Stephan Jenkins has heard plenty of stories warning him about India, but, for now, the frontman of American rock band Third Eye Blind is pleasantly surprised on his first trip. “I was told it’s so crowded, you can’t move. But there’s a flow and a logic that’s pleasant.” He was in Bangalore to play a gig at the Hard Rock Café, as part of Bacardi’s Go Mix Concert Tour.
In the nearly 20 years they’ve been around, Third Eye Blind have produced five albums. “I find the process of making albums to be excruciating,” he says, about why Third Eye Blind produces so few albums.
He then launches into an explanation. “Here’s the thing. Every album you make always has some kind of trajectory, whether up or down. The first album, you don’t really care. Then you start to get all of this scrutiny and even self-scrutiny. You compare yourself to other artists or critics or whatever. It’s a really unhealthy environment for me; it slows me down and takes me years to work through.”
On a typical song, Stephan says he gets an idea, gets stuck, and then works on the song for a year and a half. “A song that’s 85 to 90 per cent finished, I’ll spend two years trying to get figured out.”
Third Eye Blind was formed in the early 90s in San Francisco; their 1997 self-titled debut is considered their biggest hit to date. Has their first album’s success hurt them? “That time has come and gone,” he says. “In the US, I don’t need to play hits like ‘Never Let You Go’ or ‘Semi-Charmed Life’. But I probably do in India.”
The band recently came out with their fifth full-length album, and after a sixth album post the India tour, it may just be it. “I don’t intend to make LPs after this. After the sixth album, when it’s done, every time I have a song, I’ll take it to the band, workshop the song – and record and upload it, hopefully all in the same day. I don’t want to be in this process of working out records forever.”
The band has fans as much for their lyrics as for the music on the whole. What kind of toll does the lyric writing take? “The only way there would be a bigger toll on me would be if I didn’t do it – it sounds cliché or trite, but it makes sense. One of my two biggest fears is to be empty, to be numb…to just be a consumer. I’m glad fans like the lyrics – I really bleed out for everyone.”
Since the band began in San Francisco, does he see it as a band of the city? Not really, it turns out. “I don’t know how much of a scene the city really has.
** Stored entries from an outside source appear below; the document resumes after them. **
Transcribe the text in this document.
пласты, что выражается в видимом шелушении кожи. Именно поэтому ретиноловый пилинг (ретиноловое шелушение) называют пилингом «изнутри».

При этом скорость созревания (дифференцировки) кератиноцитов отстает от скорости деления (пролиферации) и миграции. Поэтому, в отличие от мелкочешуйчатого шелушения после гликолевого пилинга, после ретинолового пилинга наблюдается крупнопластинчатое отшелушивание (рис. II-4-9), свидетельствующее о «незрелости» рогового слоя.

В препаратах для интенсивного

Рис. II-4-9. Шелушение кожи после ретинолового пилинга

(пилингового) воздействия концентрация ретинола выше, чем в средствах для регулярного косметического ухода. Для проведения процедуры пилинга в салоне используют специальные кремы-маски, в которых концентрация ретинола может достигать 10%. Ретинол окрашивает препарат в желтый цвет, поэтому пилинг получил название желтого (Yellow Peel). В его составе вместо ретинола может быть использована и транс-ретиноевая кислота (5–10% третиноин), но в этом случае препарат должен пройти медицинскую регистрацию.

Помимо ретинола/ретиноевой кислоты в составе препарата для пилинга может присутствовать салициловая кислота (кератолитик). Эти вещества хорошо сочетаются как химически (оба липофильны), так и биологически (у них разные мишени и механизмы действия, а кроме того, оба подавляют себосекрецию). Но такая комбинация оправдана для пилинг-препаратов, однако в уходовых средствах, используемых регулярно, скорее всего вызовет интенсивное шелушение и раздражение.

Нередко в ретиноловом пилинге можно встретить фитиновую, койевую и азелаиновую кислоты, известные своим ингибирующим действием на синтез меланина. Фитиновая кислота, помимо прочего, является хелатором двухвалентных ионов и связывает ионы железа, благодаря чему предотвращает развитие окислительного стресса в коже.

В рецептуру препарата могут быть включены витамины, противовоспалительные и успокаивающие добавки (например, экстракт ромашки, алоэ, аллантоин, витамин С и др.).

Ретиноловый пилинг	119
The oceans, the fog, those kinds of things make me feel really good – but they haven’t inspired me lately.”
It’s because he’s been “feeling short on inspiration” that he’s looking to write material for the new album in Bangalore. “I want to write an album you can feel as a presence, want to be in the room with.” That’s at least part of the agenda on their India tour. “The stray dogs of Bangalore – that sounds poetic to me, it has a rhythm to me,” he says.
We’ll wait for the song that uses the phrase.